In February 2022 I got a call from DHL saying they had a big package for me. This seemed promising. It ... was not. This was a large package containing ... all the cupholders and game-piece-holders and writing-surfaces and such miscellaneous accessories. Less useful without a table. I started a long email conversation with the people at Geeknson, and later with the people at DHL who had apparently lost the other boxes that should have gone with that one.
In the middle of this I moved back to the lower mainland. I am in retrospect glad I didn't have my expensive fancy gaming table, as there's a nonzero chance those assholes at 2 Burley Men would have broken it.
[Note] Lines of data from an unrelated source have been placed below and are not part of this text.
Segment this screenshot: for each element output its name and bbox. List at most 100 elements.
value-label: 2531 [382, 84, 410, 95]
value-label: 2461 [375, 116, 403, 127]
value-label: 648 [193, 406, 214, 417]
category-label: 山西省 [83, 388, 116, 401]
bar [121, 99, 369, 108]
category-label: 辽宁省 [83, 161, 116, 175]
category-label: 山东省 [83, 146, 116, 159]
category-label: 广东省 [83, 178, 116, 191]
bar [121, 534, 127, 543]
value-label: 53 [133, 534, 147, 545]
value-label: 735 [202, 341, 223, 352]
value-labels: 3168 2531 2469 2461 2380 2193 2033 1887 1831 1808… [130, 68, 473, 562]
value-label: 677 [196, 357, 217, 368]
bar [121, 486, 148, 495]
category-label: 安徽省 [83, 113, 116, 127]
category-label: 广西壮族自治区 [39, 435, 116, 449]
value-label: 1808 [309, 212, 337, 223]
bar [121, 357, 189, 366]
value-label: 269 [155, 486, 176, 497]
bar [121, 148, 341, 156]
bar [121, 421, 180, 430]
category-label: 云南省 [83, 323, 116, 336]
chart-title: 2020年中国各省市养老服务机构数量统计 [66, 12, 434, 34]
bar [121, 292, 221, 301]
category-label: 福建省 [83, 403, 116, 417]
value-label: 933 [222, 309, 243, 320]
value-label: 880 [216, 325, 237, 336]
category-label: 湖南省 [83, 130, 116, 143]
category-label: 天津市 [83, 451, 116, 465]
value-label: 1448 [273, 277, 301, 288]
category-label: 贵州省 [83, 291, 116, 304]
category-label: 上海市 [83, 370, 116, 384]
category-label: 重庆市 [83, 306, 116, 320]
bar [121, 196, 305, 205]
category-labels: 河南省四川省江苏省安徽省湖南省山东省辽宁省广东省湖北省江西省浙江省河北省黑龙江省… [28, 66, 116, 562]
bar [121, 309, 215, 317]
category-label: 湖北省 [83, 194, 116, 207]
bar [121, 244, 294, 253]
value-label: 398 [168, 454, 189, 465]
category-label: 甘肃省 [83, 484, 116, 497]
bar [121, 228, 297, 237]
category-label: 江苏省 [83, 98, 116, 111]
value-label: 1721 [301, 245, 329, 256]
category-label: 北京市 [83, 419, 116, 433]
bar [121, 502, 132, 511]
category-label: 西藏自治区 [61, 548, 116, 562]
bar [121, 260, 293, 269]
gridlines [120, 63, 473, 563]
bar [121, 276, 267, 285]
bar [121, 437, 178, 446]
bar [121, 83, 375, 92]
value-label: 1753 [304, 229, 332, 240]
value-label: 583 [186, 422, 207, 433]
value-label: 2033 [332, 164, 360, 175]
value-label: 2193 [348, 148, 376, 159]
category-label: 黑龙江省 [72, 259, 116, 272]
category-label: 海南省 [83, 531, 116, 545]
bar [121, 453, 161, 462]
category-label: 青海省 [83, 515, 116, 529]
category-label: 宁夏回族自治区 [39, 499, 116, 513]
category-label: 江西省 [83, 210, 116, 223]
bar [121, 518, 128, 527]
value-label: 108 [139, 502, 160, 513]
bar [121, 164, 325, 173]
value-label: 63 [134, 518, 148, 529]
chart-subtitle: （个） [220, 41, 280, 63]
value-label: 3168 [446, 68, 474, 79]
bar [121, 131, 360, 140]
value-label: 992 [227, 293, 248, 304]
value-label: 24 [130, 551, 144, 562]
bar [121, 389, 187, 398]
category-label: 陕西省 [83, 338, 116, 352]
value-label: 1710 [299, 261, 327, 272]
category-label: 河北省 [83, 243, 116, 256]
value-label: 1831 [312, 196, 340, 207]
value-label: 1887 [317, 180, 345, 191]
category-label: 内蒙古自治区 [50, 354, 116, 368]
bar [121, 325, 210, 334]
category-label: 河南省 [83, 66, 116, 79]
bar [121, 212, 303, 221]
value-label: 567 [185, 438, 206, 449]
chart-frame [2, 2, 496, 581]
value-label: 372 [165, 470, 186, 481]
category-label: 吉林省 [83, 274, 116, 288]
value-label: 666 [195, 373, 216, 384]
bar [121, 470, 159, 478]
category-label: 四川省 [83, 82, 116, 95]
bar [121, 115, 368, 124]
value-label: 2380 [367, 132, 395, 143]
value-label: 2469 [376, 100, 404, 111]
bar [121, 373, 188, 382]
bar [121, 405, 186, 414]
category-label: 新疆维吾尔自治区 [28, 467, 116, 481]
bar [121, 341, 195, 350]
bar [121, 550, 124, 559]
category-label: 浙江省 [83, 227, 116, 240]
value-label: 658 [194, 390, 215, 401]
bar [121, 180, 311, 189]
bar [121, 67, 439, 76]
In late April I got another DHL delivery. This one included the legs for the table, the leaves for the top of the table, and a box to hold the leaves when they're not on the table. Notably missing: the actual table itself. Also one of the leaves had been sufficiently damaged in transit as to be unusable, and one of the legs had gotten dinged up.
So I went several more rounds with Geeknson and DHL, and eventually Geeknson wrote the table off as entirely lost and offered to make me a new one, and a replacement leg and leaf as well. This, they said, would take 5-6 months.
It finally shipped three weeks ago. There was further nonsense with trying to get the shipping company to deliver here instead of to my apartment in Fort, but long story short ("TOO LATE!") my tabletop arrived shortly before 7:30 this morning. I spent about an hour trying to attach the legs, which are really not designed to be at all easy to attach, particularly if you have short stubby Shackelford fingers like I do.
But: it's up, and it's very pretty.
Remember point 2 above, though? Honestly this table is a bit big for the space it's in; the transformer in square shape is about six inches shorter on each side. And now I have two tables, in a 500sqft apartment.
Luckily the transformer collapses down to side-table-sized when it has zero leaves in it, and I do have a space under the bar for it to hang out and be mostly unobtrusive. Still a bit silly to have two tables, but whaddaya gonna do. (I could put it in my storage unit but I would have to rearrange a great many things in the storage unit, and it fits alright here.) All the miscellaneous accessories fit in the well under the table leaves, which is great until I want to use my nice gaming table; I'll need to get a box to put them in, and find a place for them.
But at least I have my table. And a reminder that life usually doesn't look like what I expect it will three years later.
(Hoping to have Rainbow House over for a test run this weekend.)